Reflection on visit of Patriarch of Antioch to London

Priest Robin Gibbons | 15 July 2014
My Patriarch, Gregorious III Laham, Greek Catholic Melkite Patriarch of Antioch (my own diocese) visited London this last weekend.
Reflection on visit of Patriarch of Antioch to London

He gave a talk at the Centre for Eastern Christianity at Heythrop College, a Centre with which I am connected as a Fellow and one which is busy trying to help people better know and understand the Churches of the East. But most importantly for the Greek Catholic Melkite Community he served the Divine Liturgy this Sunday with our parish and its two priests and Deacon, Abouna Shafiq, Abouna Robert (myself) and Father Deacon Richard.

For once this was very much a Melkite ‘family’ liturgy. Family in the sense that the head of our Church was celebrating the liturgy with the community of one of its newest immigrant parishes.

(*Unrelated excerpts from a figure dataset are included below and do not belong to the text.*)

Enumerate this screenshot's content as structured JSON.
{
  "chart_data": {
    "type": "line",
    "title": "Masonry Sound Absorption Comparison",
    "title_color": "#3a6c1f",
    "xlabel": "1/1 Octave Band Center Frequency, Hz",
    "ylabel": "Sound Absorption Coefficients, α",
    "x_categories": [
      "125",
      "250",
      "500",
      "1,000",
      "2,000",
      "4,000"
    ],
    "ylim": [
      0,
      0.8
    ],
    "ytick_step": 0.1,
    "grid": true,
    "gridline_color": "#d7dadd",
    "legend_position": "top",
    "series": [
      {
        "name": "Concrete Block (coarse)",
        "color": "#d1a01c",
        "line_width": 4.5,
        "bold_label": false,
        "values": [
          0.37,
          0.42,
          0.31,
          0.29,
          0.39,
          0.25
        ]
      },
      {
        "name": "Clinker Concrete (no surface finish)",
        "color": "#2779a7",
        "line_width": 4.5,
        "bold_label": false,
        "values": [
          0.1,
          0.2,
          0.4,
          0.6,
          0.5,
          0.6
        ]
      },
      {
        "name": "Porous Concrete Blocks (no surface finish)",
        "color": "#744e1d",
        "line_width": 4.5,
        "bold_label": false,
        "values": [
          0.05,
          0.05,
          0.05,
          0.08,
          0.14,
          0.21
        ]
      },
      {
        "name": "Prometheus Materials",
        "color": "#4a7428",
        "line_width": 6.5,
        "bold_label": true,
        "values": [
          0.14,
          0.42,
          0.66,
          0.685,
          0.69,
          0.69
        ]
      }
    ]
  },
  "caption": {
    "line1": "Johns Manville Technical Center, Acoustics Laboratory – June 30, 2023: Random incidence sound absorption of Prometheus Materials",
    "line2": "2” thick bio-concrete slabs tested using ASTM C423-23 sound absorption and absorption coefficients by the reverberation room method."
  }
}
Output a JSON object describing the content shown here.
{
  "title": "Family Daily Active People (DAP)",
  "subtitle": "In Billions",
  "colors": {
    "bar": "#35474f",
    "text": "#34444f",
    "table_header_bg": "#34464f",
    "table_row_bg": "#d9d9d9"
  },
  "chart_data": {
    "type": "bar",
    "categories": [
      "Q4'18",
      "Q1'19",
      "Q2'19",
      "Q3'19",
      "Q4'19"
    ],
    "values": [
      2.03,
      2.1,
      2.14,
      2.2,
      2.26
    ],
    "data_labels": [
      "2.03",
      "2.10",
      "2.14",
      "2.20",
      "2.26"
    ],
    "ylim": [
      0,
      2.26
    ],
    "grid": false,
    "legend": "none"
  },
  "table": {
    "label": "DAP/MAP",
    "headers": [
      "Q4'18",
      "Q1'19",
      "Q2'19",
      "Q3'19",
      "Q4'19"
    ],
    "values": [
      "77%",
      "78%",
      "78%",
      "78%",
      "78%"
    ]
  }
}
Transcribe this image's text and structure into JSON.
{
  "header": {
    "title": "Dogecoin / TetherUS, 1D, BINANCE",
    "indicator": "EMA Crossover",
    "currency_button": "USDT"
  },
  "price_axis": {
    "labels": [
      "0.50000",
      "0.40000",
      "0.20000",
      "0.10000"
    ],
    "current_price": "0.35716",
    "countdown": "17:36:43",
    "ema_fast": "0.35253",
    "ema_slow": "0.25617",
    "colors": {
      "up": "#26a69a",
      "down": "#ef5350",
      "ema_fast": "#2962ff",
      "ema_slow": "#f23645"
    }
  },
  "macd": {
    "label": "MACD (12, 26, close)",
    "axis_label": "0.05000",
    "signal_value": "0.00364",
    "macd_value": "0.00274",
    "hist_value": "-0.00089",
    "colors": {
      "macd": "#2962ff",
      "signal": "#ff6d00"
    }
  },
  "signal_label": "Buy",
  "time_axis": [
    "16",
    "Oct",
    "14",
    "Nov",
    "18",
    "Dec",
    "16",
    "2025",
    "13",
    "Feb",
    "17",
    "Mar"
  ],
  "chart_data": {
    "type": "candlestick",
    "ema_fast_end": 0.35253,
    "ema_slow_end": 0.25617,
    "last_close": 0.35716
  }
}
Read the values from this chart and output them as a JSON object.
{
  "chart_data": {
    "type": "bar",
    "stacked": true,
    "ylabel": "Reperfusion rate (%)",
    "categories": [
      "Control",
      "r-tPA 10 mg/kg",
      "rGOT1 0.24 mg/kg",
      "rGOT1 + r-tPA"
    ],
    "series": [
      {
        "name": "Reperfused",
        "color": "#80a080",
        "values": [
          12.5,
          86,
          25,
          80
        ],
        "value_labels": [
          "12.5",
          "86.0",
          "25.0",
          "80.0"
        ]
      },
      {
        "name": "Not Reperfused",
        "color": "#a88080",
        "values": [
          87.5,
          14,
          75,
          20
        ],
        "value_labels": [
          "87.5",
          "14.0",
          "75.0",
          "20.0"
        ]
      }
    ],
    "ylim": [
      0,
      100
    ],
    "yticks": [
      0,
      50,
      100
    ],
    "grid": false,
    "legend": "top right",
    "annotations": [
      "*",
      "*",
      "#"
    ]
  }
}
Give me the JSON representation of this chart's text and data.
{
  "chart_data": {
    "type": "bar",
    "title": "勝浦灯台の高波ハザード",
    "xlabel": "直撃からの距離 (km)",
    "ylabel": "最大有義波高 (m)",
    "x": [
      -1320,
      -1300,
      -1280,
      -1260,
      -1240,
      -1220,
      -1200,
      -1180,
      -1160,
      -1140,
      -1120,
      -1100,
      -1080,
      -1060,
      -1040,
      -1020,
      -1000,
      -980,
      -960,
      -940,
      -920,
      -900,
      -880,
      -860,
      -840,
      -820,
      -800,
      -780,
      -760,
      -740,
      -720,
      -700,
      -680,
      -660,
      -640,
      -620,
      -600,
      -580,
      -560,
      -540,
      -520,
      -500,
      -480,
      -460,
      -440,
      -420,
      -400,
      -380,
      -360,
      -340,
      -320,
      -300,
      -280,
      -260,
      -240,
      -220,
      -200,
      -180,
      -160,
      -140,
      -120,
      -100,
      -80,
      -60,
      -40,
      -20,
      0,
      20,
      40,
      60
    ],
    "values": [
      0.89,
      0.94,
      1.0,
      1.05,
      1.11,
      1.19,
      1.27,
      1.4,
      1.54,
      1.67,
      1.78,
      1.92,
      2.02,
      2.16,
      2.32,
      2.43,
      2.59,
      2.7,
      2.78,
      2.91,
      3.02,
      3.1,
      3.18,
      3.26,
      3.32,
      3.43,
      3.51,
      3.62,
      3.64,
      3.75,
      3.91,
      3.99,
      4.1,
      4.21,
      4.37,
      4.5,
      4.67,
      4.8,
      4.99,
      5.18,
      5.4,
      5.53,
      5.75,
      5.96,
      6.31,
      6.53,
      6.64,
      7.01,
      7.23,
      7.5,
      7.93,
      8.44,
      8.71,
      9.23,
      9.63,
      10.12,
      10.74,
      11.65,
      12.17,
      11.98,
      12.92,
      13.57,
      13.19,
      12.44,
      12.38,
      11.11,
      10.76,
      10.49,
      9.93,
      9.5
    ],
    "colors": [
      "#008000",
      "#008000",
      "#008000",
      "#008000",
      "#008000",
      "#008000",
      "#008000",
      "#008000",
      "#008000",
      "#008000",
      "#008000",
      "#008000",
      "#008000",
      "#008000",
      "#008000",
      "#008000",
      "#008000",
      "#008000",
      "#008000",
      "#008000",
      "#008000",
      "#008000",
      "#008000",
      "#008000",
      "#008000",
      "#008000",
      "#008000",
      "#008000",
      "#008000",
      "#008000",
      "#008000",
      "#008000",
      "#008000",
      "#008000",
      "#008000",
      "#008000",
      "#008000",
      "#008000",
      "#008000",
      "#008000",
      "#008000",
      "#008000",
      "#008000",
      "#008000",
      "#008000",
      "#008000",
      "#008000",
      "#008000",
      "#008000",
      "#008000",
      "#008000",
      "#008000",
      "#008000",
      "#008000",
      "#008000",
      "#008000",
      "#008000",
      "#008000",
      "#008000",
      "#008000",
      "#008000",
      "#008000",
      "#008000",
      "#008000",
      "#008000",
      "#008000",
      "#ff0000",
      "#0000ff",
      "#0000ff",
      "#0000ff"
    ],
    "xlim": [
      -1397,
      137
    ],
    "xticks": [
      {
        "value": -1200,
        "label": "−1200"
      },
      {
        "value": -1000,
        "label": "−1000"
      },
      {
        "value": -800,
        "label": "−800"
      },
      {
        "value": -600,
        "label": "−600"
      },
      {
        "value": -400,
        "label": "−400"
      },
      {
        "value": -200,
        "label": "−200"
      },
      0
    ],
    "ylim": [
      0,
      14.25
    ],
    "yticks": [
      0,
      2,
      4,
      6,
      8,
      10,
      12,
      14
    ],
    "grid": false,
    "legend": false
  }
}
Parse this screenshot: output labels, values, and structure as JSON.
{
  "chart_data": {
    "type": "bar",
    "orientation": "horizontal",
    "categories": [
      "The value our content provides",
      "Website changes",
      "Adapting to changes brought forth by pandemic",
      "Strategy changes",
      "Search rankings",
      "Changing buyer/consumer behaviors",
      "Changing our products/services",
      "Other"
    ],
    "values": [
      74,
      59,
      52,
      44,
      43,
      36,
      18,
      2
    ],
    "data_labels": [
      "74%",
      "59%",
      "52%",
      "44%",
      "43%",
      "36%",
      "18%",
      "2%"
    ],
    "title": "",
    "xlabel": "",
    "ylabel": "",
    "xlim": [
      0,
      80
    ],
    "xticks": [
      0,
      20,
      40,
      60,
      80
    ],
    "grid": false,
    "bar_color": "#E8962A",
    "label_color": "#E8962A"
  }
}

Nobody else was present, other dignitaries, visitors and ecumenical clergy had left us alone to be a Church together. This for me was a very moving moment. You see it is difficult being one of the Oriental Catholic Churches in a Country where not only Catholicism was proscribed for several centuries but where that Catholicism was Latin, Roman. But our Patriarch gave us hope! In his sermon he encouraged the Churches presence in England, a sign as he reminded us, that the Church of Christ has two lungs, East and West and cannot do without either.

He also reminded us of Saint John Paul II’s insight that the Holy Land was the spiritual homeland of ‘all’ Christians and asked us by our witness to continually make known the plight and condition of the Christians living there. For those of us who belong to the Church of Antioch this is a poignant reminder of our own family origins long before the Church of Rome, and of what riches the Church of the East can give and share with the Church of the West.

As Patriarch Gregorios said, the churches of the Middle East are churches of today’s martyrs, but as we also know from history, martyrdom is the seedbed of the Church. In the midst of horrors of Syria, of the persecution of Christians in Syria and other Middle Eastern Countries, an ecumenism is being forged, one of great hope. He told us that recently all the Catholic and Orthodox Patriarchs of Antioch had met together and would be continuing to meet, a sign of a greater Christen Unity, but he also told us of common efforts with other faiths. Somehow in the midst of all these problems the Holy Spirit is at work. Pray for the Syrian Christians, but above all start to know your Eastern Christian brothers and sisters.

Fr Robin Gibbons is an Eastern Rite Chaplain for the Melkite Greek Catholics in Britain.